Он с натугой закашлял. Это был мокрый и странный удушливый звук, в котором звучало что-то ужасное. Мистер Огли производил впечатление человека с большим физическим недомоганием.
Насколько старым он был? Девочка подумала:
– Все нормально, – сказала Вик. – Не нужно…
Она не знала, как продолжить. Что не нужно? Кричать? Или умирать?
– О, дорогая, – ответил он. – О, дорогая.
Только старик говорил «о-до». Два слога. Его правая рука сильно тряслась, когда он поднял ее, чтобы закрыть глаза. Губы продолжали двигаться.
– Убей меня Господь, мой пастырь. Я не хочу этого видеть.
– Мистер Огли, – попыталась отвлечь его Вик.
Он прижимал свою руку к глазам. Его губы начали снова двигаться. Вик не слышала его, но видела – по тому, как он оформлял слова, – что речь шла о следующем:
Вик развернула велосипед и закинула ногу через седло. Девочка нажала на педали. Сначала ноги казались не очень устойчивыми. Но через несколько секунд она въехала на мост – в шипящую тьму и запах летучих мышей. На полпути Вик оглянулась. Мистер Огли все еще стоял в коридоре – голова наклонена в молитве, одна рука на глазах, другая рука цеплялась за швабру.
Проказница мчалась с фото в потной руке. С моста в бегущие тени улицы Питтман. Даже не оглядываясь через плечо, она знала – по музыкальному говору реки и порывам ветра в соснах, – что Самый Короткий Путь исчез.
Крутя педали, она въезжала в первый день лета. Ее пульс бился как-то неправильно. Дурное предчувствие, похожее на костную боль, преследовало ее всю дорогу.

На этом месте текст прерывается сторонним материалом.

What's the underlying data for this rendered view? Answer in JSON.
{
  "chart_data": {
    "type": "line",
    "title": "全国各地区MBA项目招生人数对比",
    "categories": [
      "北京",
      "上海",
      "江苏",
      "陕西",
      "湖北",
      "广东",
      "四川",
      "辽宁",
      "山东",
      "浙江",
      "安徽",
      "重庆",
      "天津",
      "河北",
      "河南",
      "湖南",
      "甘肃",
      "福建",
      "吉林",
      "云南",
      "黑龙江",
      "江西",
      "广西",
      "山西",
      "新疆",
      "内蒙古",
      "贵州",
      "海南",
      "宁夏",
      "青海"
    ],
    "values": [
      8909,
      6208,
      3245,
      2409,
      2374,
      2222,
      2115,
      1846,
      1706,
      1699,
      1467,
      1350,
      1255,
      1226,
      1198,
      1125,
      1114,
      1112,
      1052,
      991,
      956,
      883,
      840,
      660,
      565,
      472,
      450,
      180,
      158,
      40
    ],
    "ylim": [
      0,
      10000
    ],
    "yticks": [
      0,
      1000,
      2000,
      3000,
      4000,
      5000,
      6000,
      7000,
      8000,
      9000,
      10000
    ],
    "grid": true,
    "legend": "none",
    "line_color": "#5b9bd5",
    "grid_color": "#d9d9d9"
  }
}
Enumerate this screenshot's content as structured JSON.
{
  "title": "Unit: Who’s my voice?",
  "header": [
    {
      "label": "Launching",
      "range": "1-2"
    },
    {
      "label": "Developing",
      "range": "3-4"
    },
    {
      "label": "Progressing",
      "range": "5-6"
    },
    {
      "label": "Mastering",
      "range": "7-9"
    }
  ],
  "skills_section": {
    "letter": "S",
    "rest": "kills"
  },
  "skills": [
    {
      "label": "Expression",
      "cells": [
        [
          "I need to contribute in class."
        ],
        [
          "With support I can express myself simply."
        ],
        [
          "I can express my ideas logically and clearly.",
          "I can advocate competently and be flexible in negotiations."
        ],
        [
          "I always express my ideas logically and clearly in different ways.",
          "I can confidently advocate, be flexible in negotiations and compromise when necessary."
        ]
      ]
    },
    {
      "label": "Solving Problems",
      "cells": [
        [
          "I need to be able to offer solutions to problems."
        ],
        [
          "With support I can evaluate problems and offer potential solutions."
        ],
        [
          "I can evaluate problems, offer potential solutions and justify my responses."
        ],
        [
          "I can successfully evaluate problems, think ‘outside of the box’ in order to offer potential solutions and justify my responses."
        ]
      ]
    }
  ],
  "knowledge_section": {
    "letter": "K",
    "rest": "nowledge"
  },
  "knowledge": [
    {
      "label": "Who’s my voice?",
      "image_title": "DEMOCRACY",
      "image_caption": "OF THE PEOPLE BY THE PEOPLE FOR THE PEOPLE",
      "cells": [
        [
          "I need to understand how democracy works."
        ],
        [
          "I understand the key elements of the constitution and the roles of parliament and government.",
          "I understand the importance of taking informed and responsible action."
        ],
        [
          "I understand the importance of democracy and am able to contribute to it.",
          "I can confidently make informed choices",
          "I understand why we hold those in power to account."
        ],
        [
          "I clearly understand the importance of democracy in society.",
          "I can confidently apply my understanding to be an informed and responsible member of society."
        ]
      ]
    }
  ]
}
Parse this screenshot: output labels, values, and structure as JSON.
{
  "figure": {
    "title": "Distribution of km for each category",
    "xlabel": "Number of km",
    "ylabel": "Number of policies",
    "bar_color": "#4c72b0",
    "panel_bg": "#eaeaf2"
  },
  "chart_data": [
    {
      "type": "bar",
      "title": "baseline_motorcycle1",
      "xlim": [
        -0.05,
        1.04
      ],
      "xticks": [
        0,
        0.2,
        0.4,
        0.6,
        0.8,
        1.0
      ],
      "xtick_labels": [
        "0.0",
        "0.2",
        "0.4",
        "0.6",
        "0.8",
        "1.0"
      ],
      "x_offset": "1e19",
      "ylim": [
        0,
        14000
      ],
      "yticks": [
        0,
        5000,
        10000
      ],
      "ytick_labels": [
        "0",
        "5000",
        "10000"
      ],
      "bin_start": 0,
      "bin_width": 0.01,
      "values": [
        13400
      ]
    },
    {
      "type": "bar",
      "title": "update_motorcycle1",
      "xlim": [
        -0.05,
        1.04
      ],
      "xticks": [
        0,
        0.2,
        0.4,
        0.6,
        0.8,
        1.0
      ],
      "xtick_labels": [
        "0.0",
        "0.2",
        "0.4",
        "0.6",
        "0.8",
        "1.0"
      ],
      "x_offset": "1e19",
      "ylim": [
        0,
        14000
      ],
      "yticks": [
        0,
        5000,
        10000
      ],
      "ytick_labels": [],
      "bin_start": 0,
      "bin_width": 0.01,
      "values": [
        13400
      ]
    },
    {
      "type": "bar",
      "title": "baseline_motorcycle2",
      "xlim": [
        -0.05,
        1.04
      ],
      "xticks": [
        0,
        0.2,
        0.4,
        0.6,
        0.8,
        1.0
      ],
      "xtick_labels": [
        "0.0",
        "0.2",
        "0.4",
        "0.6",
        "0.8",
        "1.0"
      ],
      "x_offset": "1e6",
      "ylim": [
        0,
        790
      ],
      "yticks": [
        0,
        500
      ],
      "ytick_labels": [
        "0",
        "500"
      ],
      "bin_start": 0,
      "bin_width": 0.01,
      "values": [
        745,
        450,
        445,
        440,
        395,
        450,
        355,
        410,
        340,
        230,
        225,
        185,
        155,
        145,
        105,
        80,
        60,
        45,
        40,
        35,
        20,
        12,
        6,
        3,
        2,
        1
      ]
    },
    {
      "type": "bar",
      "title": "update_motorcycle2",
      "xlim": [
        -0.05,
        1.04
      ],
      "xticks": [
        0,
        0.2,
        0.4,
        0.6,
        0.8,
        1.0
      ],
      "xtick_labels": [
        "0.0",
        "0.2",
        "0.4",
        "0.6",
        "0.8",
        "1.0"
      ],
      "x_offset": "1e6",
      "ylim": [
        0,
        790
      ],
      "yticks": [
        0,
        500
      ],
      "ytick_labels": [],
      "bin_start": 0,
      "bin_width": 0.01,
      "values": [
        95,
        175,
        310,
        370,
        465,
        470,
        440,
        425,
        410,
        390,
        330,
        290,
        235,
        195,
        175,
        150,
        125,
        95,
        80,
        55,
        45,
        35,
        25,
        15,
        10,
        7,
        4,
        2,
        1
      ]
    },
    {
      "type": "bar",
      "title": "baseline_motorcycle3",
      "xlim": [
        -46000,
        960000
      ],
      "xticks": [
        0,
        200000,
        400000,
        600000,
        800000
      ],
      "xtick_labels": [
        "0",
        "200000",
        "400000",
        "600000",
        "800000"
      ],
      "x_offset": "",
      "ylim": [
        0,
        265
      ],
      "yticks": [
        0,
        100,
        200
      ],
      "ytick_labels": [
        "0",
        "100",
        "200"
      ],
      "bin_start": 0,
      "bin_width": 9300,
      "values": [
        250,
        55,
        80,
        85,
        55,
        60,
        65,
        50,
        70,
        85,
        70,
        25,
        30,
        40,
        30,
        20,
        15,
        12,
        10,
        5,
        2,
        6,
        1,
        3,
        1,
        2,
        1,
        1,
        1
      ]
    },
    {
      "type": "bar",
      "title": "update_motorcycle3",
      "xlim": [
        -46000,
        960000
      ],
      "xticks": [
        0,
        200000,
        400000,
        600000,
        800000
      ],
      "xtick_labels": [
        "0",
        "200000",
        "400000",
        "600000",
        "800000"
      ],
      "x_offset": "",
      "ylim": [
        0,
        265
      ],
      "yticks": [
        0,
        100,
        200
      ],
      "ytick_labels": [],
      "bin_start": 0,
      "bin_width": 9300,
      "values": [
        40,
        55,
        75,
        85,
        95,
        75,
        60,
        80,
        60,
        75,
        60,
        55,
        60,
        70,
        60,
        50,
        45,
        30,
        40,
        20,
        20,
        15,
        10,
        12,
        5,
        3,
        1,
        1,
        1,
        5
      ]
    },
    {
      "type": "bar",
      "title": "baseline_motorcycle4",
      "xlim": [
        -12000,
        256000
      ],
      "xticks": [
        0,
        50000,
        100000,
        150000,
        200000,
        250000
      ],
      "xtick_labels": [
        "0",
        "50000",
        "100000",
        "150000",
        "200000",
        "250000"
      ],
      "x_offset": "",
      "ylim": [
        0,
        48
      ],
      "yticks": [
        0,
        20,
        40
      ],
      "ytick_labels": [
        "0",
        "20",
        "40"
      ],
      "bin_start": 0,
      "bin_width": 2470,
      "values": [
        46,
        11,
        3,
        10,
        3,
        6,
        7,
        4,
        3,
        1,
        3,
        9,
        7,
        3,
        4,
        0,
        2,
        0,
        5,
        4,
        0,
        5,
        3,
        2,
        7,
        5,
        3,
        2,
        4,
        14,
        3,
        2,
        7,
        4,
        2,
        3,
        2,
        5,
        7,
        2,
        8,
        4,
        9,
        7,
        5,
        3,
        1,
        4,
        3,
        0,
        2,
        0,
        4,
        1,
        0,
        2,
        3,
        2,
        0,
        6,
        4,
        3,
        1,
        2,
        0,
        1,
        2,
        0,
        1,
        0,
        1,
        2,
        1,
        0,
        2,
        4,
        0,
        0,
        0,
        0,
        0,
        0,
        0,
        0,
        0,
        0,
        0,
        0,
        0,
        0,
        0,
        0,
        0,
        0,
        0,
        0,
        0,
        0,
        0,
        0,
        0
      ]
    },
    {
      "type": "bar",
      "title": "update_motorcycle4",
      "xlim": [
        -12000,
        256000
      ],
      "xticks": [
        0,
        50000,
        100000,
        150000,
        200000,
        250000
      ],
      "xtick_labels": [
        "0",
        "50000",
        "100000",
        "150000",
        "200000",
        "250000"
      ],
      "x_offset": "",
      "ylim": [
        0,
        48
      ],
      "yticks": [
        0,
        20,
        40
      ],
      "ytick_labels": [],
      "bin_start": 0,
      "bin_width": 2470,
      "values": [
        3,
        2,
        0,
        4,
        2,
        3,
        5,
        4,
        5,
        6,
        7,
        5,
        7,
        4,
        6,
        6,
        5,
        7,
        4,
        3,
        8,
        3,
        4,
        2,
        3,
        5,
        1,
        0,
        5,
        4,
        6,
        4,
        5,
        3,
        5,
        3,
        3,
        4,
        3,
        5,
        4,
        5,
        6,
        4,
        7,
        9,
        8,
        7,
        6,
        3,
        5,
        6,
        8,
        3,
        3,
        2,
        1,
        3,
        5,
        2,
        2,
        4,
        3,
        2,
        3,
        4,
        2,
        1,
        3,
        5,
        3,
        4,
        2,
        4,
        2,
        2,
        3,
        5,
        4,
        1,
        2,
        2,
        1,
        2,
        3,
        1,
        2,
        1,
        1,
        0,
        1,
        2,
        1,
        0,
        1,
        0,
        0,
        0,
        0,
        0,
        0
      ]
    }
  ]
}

Через два дня Проказница собиралась съездить на велосипеде к Вилле – последний шанс увидеть подругу, прежде чем родители увезут Вик на шесть недель к озеру Уиннипесоки. Внезапно она услышала, что ее мать говорит на кухне о мистере Огли. Имя старика вызвало у девочки почти ошеломляющее чувство слабости. Вик едва не упала на землю. Все выходные она не думала о мистере Огли, что, впрочем, не было таким уж трудным делом – субботний вечер Вик мучилась такой мигренью, что ей казалось, будто ее вырвет. Особенно сильной боль была за левым глазом. Глазное яблоко вот-вот было готово взорваться.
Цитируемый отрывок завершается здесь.